Rana catesbeiana tadpoles were provided by Criadero de Ranas Chapadmalal (Chapadmalal Station, Batán, Argentina) and were acclimatized for 15 days prior to use. The larvae had an average weight and length of 3.44 ± 1.06 g and 73.4 ± 6.99 mm, respectively, and were used at stage 28-29 which was characterized by rapid larva growth and development of the hind limbs (pro-premetamorphic larvae, based on the developmental table of Gosner (1960). This stage was selected for the micronucleus test because the larvae are large enough to allow cardiac puncture and provide a sufficient amount of blood for smears. In addition, this sampling interval corresponded to a period of intense hematopoiesis with active cell division in the circulating blood (Deparis, 1973). Red blood cells (RBCs) in lower vertebrates such as amphibians are nucleated and undergo cell division in the circulation, especially during the larval stages. These cells are therefore suitable for micronuclei detection which can be readily counted in blood smears.

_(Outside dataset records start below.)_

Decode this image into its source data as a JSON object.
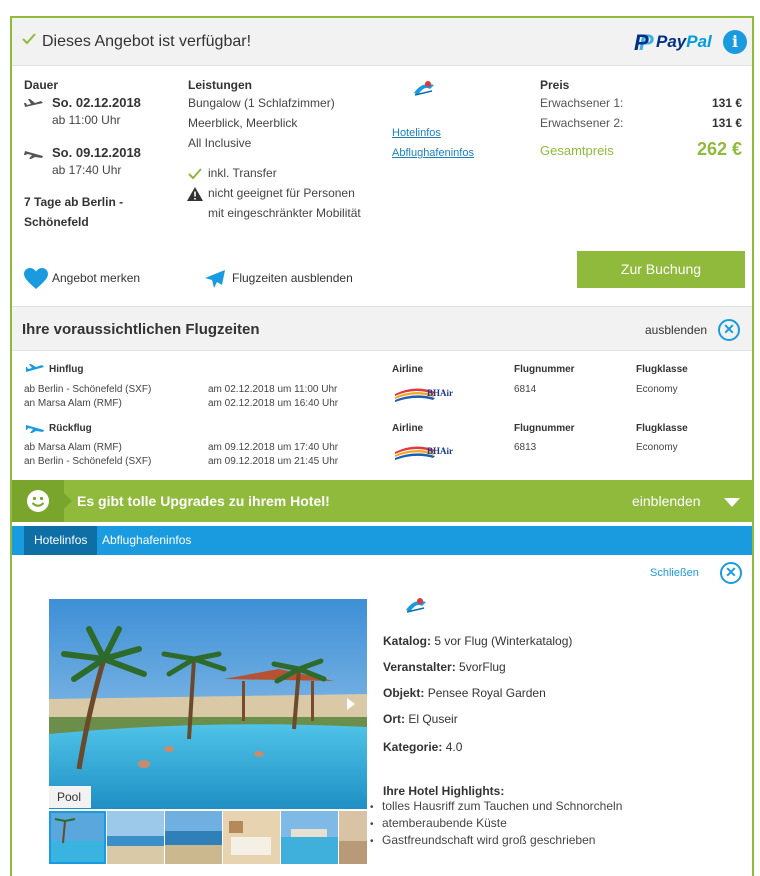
{
  "header": {
    "title": "Dieses Angebot ist verfügbar!",
    "paypal_word_dark": "Pay",
    "paypal_word_light": "Pal",
    "info_glyph": "i"
  },
  "offer": {
    "duration_label": "Dauer",
    "outbound_date": "So. 02.12.2018",
    "outbound_time": "ab 11:00 Uhr",
    "return_date": "So. 09.12.2018",
    "return_time": "ab 17:40 Uhr",
    "duration_line1": "7 Tage ab Berlin -",
    "duration_line2": "Schönefeld",
    "services_label": "Leistungen",
    "services": [
      "Bungalow (1 Schlafzimmer)",
      "Meerblick, Meerblick",
      "All Inclusive"
    ],
    "transfer": "inkl. Transfer",
    "mobility_line1": "nicht geeignet für Personen",
    "mobility_line2": "mit eingeschränkter Mobilität",
    "hotel_link": "Hotelinfos",
    "airport_link": "Abflughafeninfos",
    "price_label": "Preis",
    "adult1_label": "Erwachsener 1:",
    "adult1_price": "131 €",
    "adult2_label": "Erwachsener 2:",
    "adult2_price": "131 €",
    "total_label": "Gesamtpreis",
    "total_price": "262 €",
    "book_button": "Zur Buchung",
    "remember_label": "Angebot merken",
    "hide_flight_times_label": "Flugzeiten ausblenden"
  },
  "flight_times": {
    "title": "Ihre voraussichtlichen Flugzeiten",
    "hide_label": "ausblenden",
    "close_glyph": "✕",
    "legs": [
      {
        "name": "Hinflug",
        "from": "ab Berlin - Schönefeld (SXF)",
        "to": "an Marsa Alam (RMF)",
        "dep": "am 02.12.2018 um 11:00 Uhr",
        "arr": "am 02.12.2018 um 16:40 Uhr",
        "airline_label": "Airline",
        "airline_logo_text": "BHAir",
        "flightno_label": "Flugnummer",
        "flightno": "6814",
        "class_label": "Flugklasse",
        "class": "Economy"
      },
      {
        "name": "Rückflug",
        "from": "ab Marsa Alam (RMF)",
        "to": "an Berlin - Schönefeld (SXF)",
        "dep": "am 09.12.2018 um 17:40 Uhr",
        "arr": "am 09.12.2018 um 21:45 Uhr",
        "airline_label": "Airline",
        "airline_logo_text": "BHAir",
        "flightno_label": "Flugnummer",
        "flightno": "6813",
        "class_label": "Flugklasse",
        "class": "Economy"
      }
    ]
  },
  "upgrade": {
    "text": "Es gibt tolle Upgrades zu ihrem Hotel!",
    "show_label": "einblenden"
  },
  "tabs": [
    {
      "label": "Hotelinfos",
      "active": true
    },
    {
      "label": "Abflughafeninfos",
      "active": false
    }
  ],
  "hotel": {
    "close_label": "Schließen",
    "close_glyph": "✕",
    "photo_caption": "Pool",
    "catalog_label": "Katalog:",
    "catalog": "5 vor Flug (Winterkatalog)",
    "organizer_label": "Veranstalter:",
    "organizer": "5vorFlug",
    "object_label": "Objekt:",
    "object": "Pensee Royal Garden",
    "place_label": "Ort:",
    "place": "El Quseir",
    "category_label": "Kategorie:",
    "category": "4.0",
    "highlights_title": "Ihre Hotel Highlights:",
    "highlights": [
      "tolles Hausriff zum Tauchen und Schnorcheln",
      "atemberaubende Küste",
      "Gastfreundschaft wird groß geschrieben"
    ]
  },
  "colors": {
    "accent_green": "#8fba3b",
    "accent_blue": "#1a9be0",
    "tab_active": "#0e6fa6"
  }
}
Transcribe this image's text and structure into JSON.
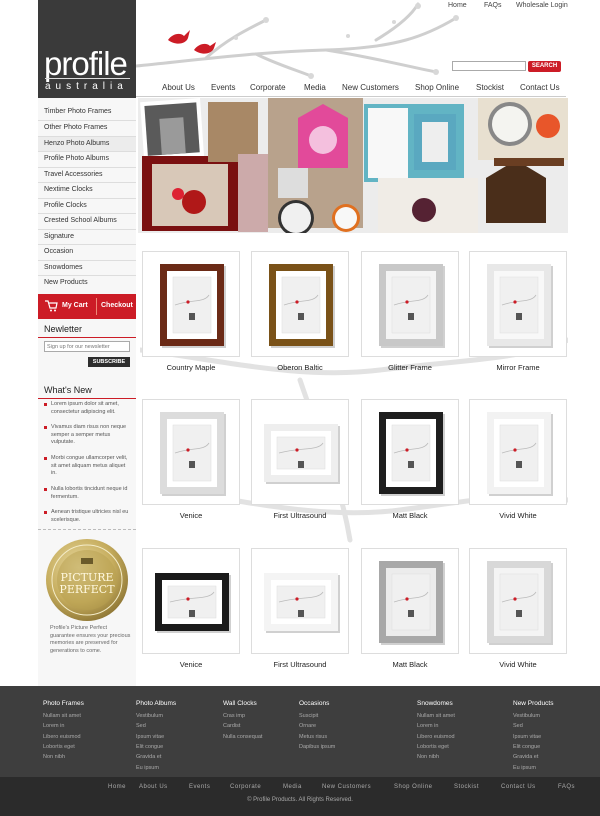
{
  "top_links": [
    "Home",
    "FAQs",
    "Wholesale Login"
  ],
  "logo": {
    "name": "profile",
    "sub": "australia"
  },
  "search": {
    "placeholder": "",
    "button": "SEARCH"
  },
  "nav": [
    "About Us",
    "Events",
    "Corporate",
    "Media",
    "New Customers",
    "Shop Online",
    "Stockist",
    "Contact Us"
  ],
  "sidebar": {
    "items": [
      "Timber Photo Frames",
      "Other Photo Frames",
      "Henzo Photo Albums",
      "Profile Photo Albums",
      "Travel Accessories",
      "Nextime Clocks",
      "Profile Clocks",
      "Crested School Albums",
      "Signature",
      "Occasion",
      "Snowdomes",
      "New Products"
    ],
    "active_index": 2
  },
  "cart": {
    "my_cart": "My Cart",
    "checkout": "Checkout"
  },
  "newsletter": {
    "title": "Newletter",
    "placeholder": "Sign up for our newsletter",
    "button": "SUBSCRIBE"
  },
  "whats_new": {
    "title": "What's New",
    "items": [
      "Lorem ipsum dolor sit amet, consectetur adipiscing elit.",
      "Vivamus diam risus non neque semper a semper metus vulputate.",
      "Morbi congue ullamcorper velit, sit amet aliquam metus aliquet in.",
      "Nulla lobortis tincidunt neque id fermentum.",
      "Aenean tristique ultricies nisl eu scelerisque."
    ]
  },
  "badge": {
    "line1": "PICTURE",
    "line2": "PERFECT",
    "text": "Profile's Picture Perfect guarantee ensures your precious memories are preserved for generations to come."
  },
  "products": [
    {
      "name": "Country Maple",
      "frame": "#6b2a16",
      "mat": "#ffffff",
      "style": "portrait"
    },
    {
      "name": "Oberon Baltic",
      "frame": "#7a5218",
      "mat": "#ffffff",
      "style": "portrait"
    },
    {
      "name": "Glitter Frame",
      "frame": "#c8c8c8",
      "mat": "#f4f4f4",
      "style": "portrait"
    },
    {
      "name": "Mirror Frame",
      "frame": "#e8e8e8",
      "mat": "#f8f8f8",
      "style": "portrait"
    },
    {
      "name": "Venice",
      "frame": "#dcdcdc",
      "mat": "#ffffff",
      "style": "portrait"
    },
    {
      "name": "First Ultrasound",
      "frame": "#eeeeee",
      "mat": "#ffffff",
      "style": "landscape"
    },
    {
      "name": "Matt Black",
      "frame": "#1e1e1e",
      "mat": "#ffffff",
      "style": "portrait"
    },
    {
      "name": "Vivid White",
      "frame": "#f2f2f2",
      "mat": "#ffffff",
      "style": "portrait"
    },
    {
      "name": "Venice",
      "frame": "#1a1a1a",
      "mat": "#ffffff",
      "style": "landscape"
    },
    {
      "name": "First Ultrasound",
      "frame": "#f4f4f4",
      "mat": "#ffffff",
      "style": "landscape"
    },
    {
      "name": "Matt Black",
      "frame": "#a8a8a8",
      "mat": "#ececec",
      "style": "portrait"
    },
    {
      "name": "Vivid White",
      "frame": "#d8d8d8",
      "mat": "#f4f4f4",
      "style": "portrait"
    }
  ],
  "footer": {
    "columns": [
      {
        "title": "Photo Frames",
        "links": [
          "Nullam sit amet",
          "Lorem in",
          "Libero euismod",
          "Lobortis eget",
          "Non nibh"
        ]
      },
      {
        "title": "Photo Albums",
        "links": [
          "Vestibulum",
          "Sed",
          "Ipsum vitae",
          "Elit congue",
          "Gravida et",
          "Eu ipsum"
        ]
      },
      {
        "title": "Wall Clocks",
        "links": [
          "Cras imp",
          "Cardist",
          "Nulla consequat"
        ]
      },
      {
        "title": "Occasions",
        "links": [
          "Suscipit",
          "Ornare",
          "Metus risus",
          "Dapibus ipsum"
        ]
      },
      {
        "title": "Snowdomes",
        "links": [
          "Nullam sit amet",
          "Lorem in",
          "Libero euismod",
          "Lobortis eget",
          "Non nibh"
        ]
      },
      {
        "title": "New Products",
        "links": [
          "Vestibulum",
          "Sed",
          "Ipsum vitae",
          "Elit congue",
          "Gravida et",
          "Eu ipsum"
        ]
      }
    ],
    "bottom_links": [
      "Home",
      "About Us",
      "Events",
      "Corporate",
      "Media",
      "New Customers",
      "Shop Online",
      "Stockist",
      "Contact Us",
      "FAQs"
    ],
    "copyright": "© Profile Products. All Rights Reserved."
  },
  "colors": {
    "accent": "#cc1c26",
    "logo_bg": "#3a3a3a",
    "footer_bg": "#3e3e3e",
    "footer_bottom": "#2b2b2b"
  }
}
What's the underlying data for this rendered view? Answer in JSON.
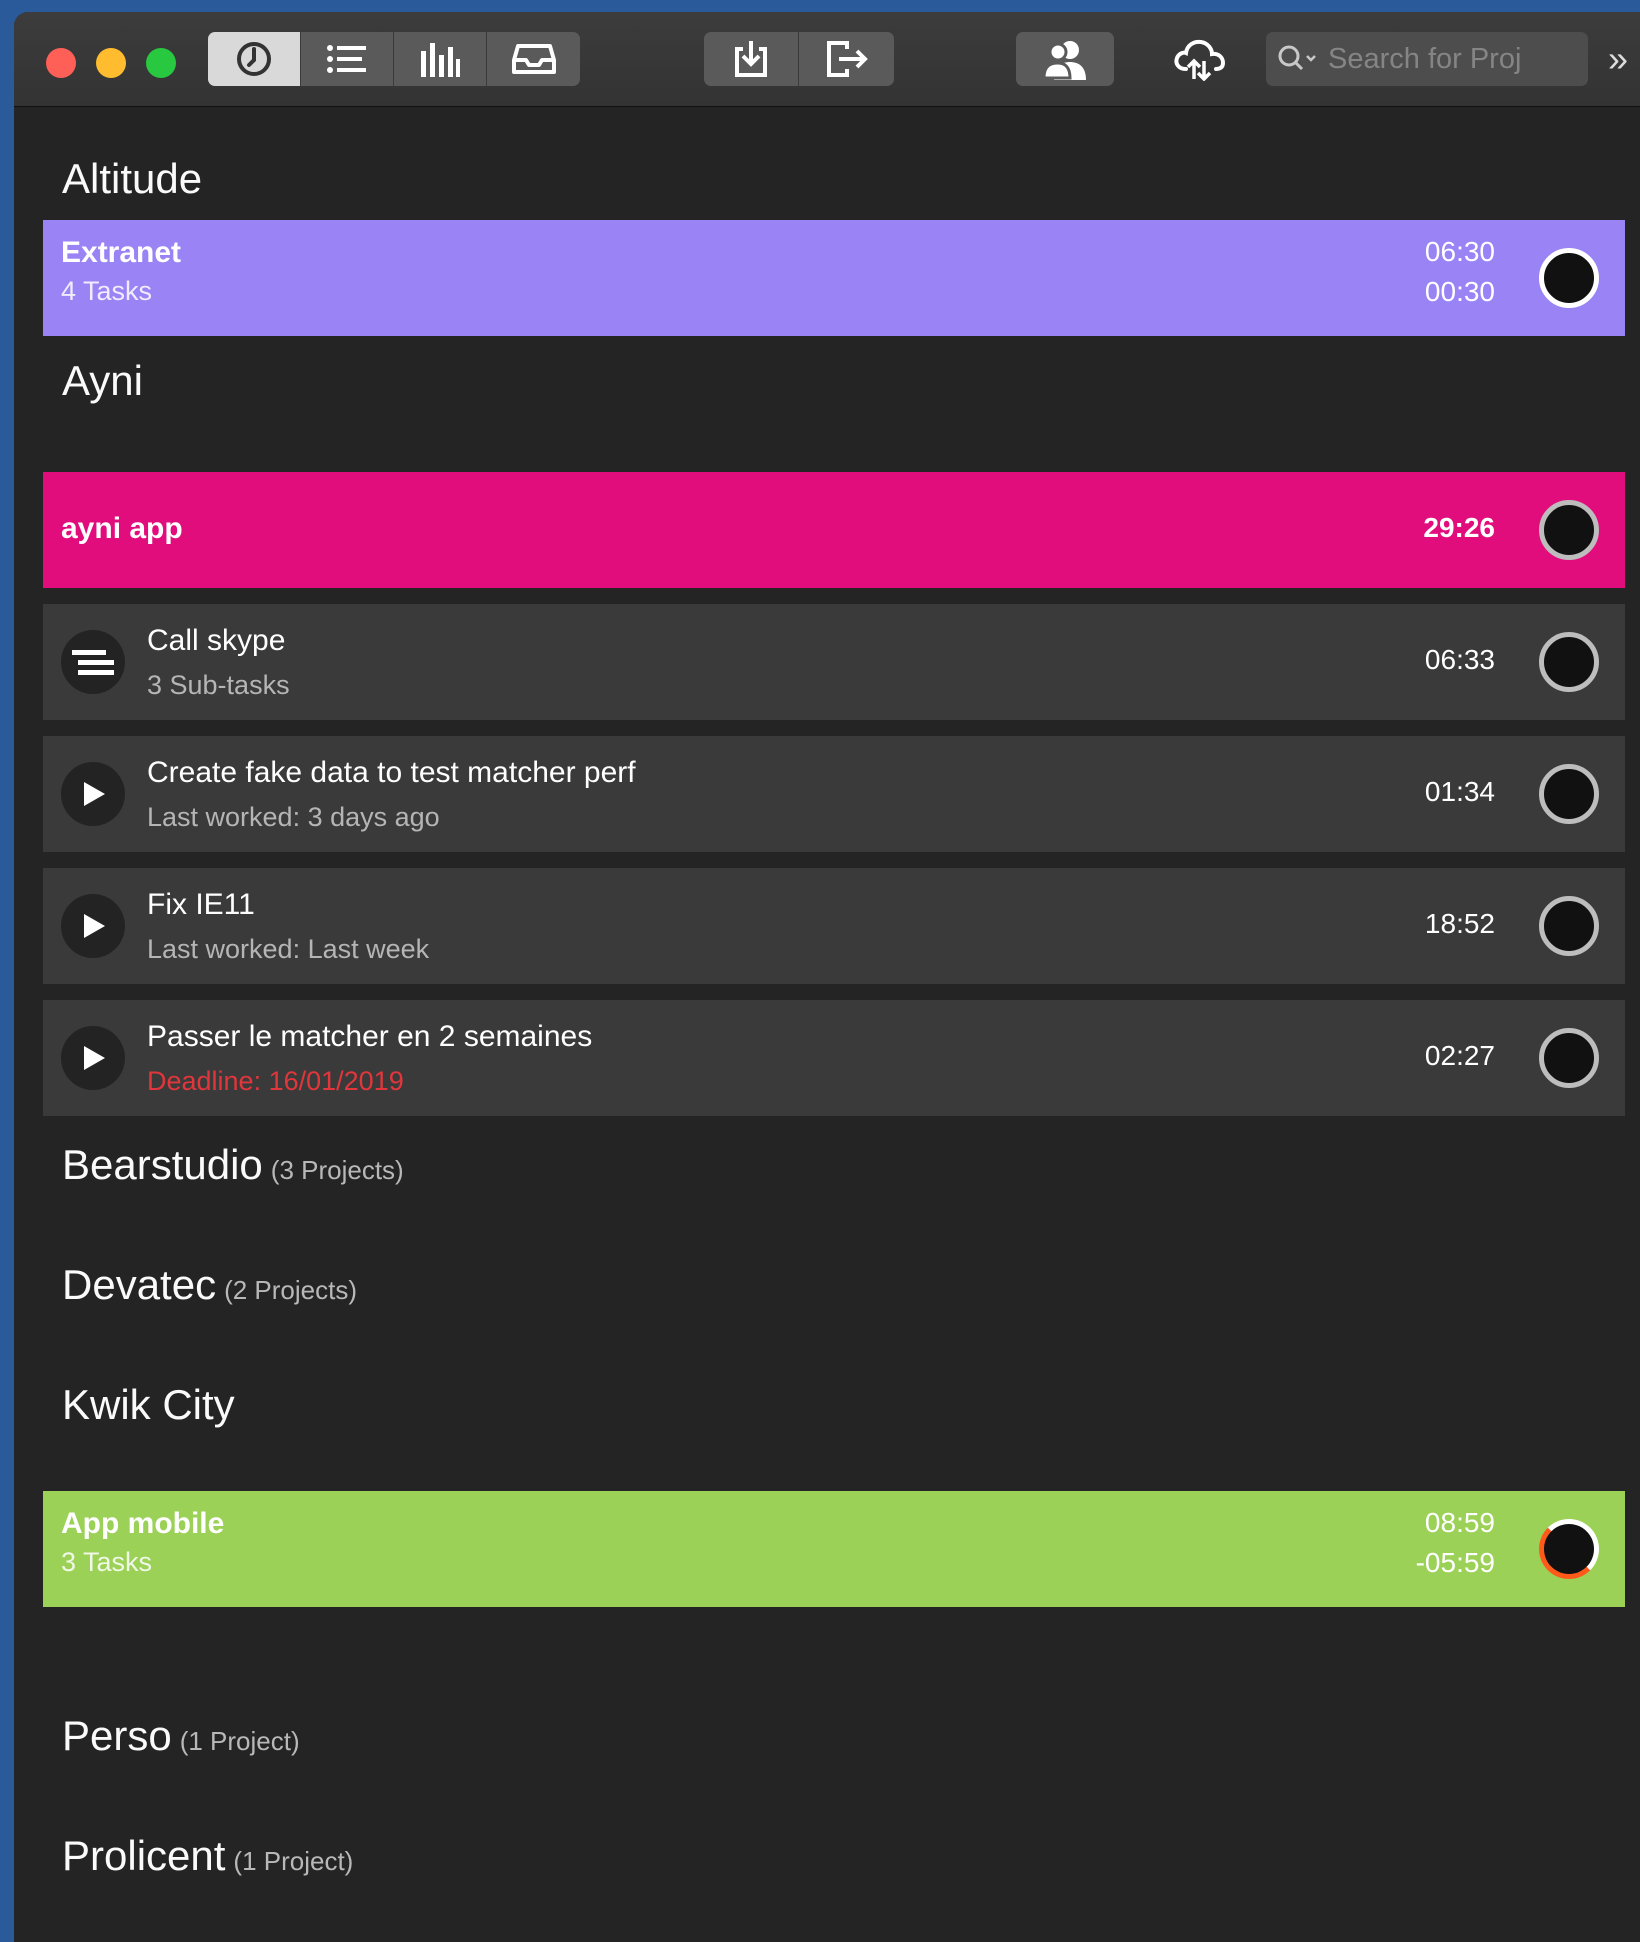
{
  "toolbar": {
    "tabs": [
      {
        "icon": "clock-icon",
        "active": true
      },
      {
        "icon": "list-icon",
        "active": false
      },
      {
        "icon": "bar-chart-icon",
        "active": false
      },
      {
        "icon": "inbox-icon",
        "active": false
      }
    ],
    "search_placeholder": "Search for Proj",
    "overflow_label": "»"
  },
  "groups": [
    {
      "name": "Altitude",
      "count": ""
    },
    {
      "name": "Ayni",
      "count": ""
    },
    {
      "name": "Bearstudio",
      "count": "(3 Projects)"
    },
    {
      "name": "Devatec",
      "count": "(2 Projects)"
    },
    {
      "name": "Kwik City",
      "count": ""
    },
    {
      "name": "Perso",
      "count": "(1 Project)"
    },
    {
      "name": "Prolicent",
      "count": "(1 Project)"
    }
  ],
  "projects": {
    "extranet": {
      "name": "Extranet",
      "sub": "4 Tasks",
      "time": "06:30",
      "time2": "00:30",
      "color": "#9a83f5"
    },
    "ayni_app": {
      "name": "ayni app",
      "time": "29:26",
      "color": "#e20d7c"
    },
    "app_mobile": {
      "name": "App mobile",
      "sub": "3 Tasks",
      "time": "08:59",
      "time2": "-05:59",
      "color": "#9bd157"
    }
  },
  "tasks": [
    {
      "title": "Call skype",
      "meta": "3 Sub-tasks",
      "time": "06:33",
      "icon": "subtasks-icon"
    },
    {
      "title": "Create fake data to test matcher perf",
      "meta": "Last worked: 3 days ago",
      "time": "01:34",
      "icon": "play-icon"
    },
    {
      "title": "Fix IE11",
      "meta": "Last worked: Last week",
      "time": "18:52",
      "icon": "play-icon"
    },
    {
      "title": "Passer le matcher en 2 semaines",
      "meta": "Deadline: 16/01/2019",
      "time": "02:27",
      "icon": "play-icon"
    }
  ]
}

Treatment and times for sample collection

During the exposure period, the tadpoles were kept in 50 L aquaria, with aereated water at 21 °C. Preliminary experiments determined the concentration or maximum tolerated dose (MTD), at which the animals showed no reduction in survival and food uptake.

Four concentrations of lambda-cyhalothrin (0.02, 0.1, 0.2 and 0.4 mg/L) were tested. The water containing the compound and the food was changed every three days. A negative control and a positive control (using the well known mutagen cyclophosphamide, 5 mg/L) were included. The micronuclei frequency in each group was scored after 24, 48, 72 and 96 hours, and 8, 15, 20 and 30 days of treatment.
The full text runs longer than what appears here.